By REGINA PALATINI Senior Staff Writer

The cloaking devices made famous in Star Trek and Harry Potter have been slowly making their way from science fiction to fact.

Recently, scientists at the University of California, Berkeley and the U.S. Department of Energy’s Lawrence Berkeley National Laboratory have succeeded in creating a cloak that can effectively make an object invisible.

In the study, researchers created a “skin cloak” that follows the surface of an object and prevents it from being detected under visible light. The skin cloak is approximately 80 nanometers thick and changes the direction of the reflected light waves, rendering the object invisible to optical detection. Presently, the cloaking effect only works on microscopic objects. “This is the first time that a 3-D object of arbitrary shape has been cloaked from visible light,” Xiang Zhang, director of Berkeley Lab’s Material Sciences Division, said in a press release.

The effect depends on metamaterials, which use engineered substances to produce properties that don’t occur in nature. Zhang and his group have been working for the past 10 years on using metamaterials to alter the way in which light travels, curving it or bending it backward and rendering the “cloaked” device invisible.

“Creating a carpet cloak that works in air was so difficult we had to embed it in a dielectric prism that introduced an additional phase in the reflected light,” Xingie Ni, one of the lead authors a member of Zhang’s research group, said in the press release.

When we see an object, our eyes capture the light that is scattered off of the surface, and our brains process the light so that we perceive an image. If the light from an object can be manipulated before it reaches our eyes, then the process can be halted to prevent us from ever seeing an image.

Manipulating how light and metamaterials interact offers promising applications to high-resolution microscopy and ultra-fast computers. Benefits of the technology could include security encryption and masking microelectronic components.

The military is particularly interested in large-scale cloaking devices for approaching and monitoring a site without detection.The promise of invisibility is an attractive field, and researchers at other institutions are working on similar projects to manipulate both light and sound waves.

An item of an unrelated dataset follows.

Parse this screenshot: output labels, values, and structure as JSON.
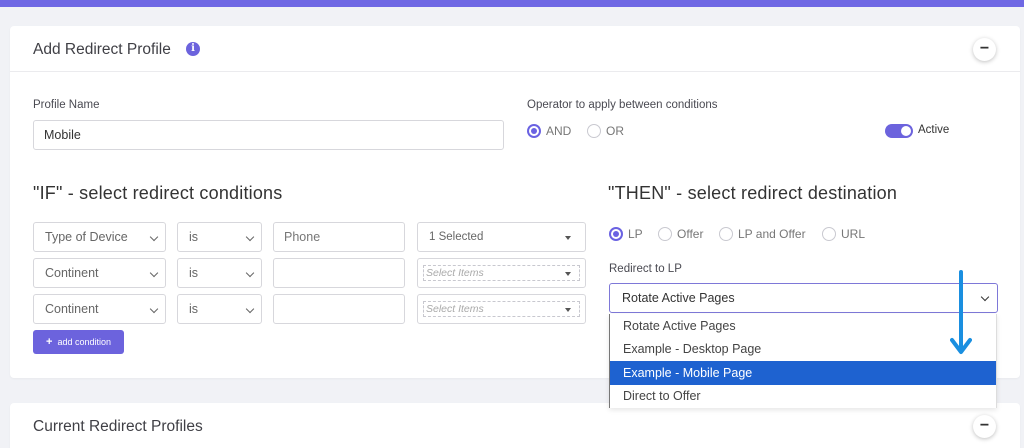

Scientists at MIT have applied cloaking technology to electronics. By allowing particles to “hide” from passing electrons, this form of cloaking may lead to more efficient thermoelectric devices and new kinds of electronics. Duke University scientists used 3-D metamaterials to reduce the speed of sound waves and change how the waves bounce off of an object, silencing the sound.

In addition to using metamaterials, scientists at the University of Rochester have developed a lens array system that bends light in a manner that makes anything in its path invisible to the observer. The system can be set up using commercially available lenses for about 100 dollars.

Due to the fact that this system relies on lenses, it’s better suited for seeing around objects, rather than rendering something invisible.

With this technology close to becoming a reality, we may need to take a closer look at what we see, or ask what we may not be seeing.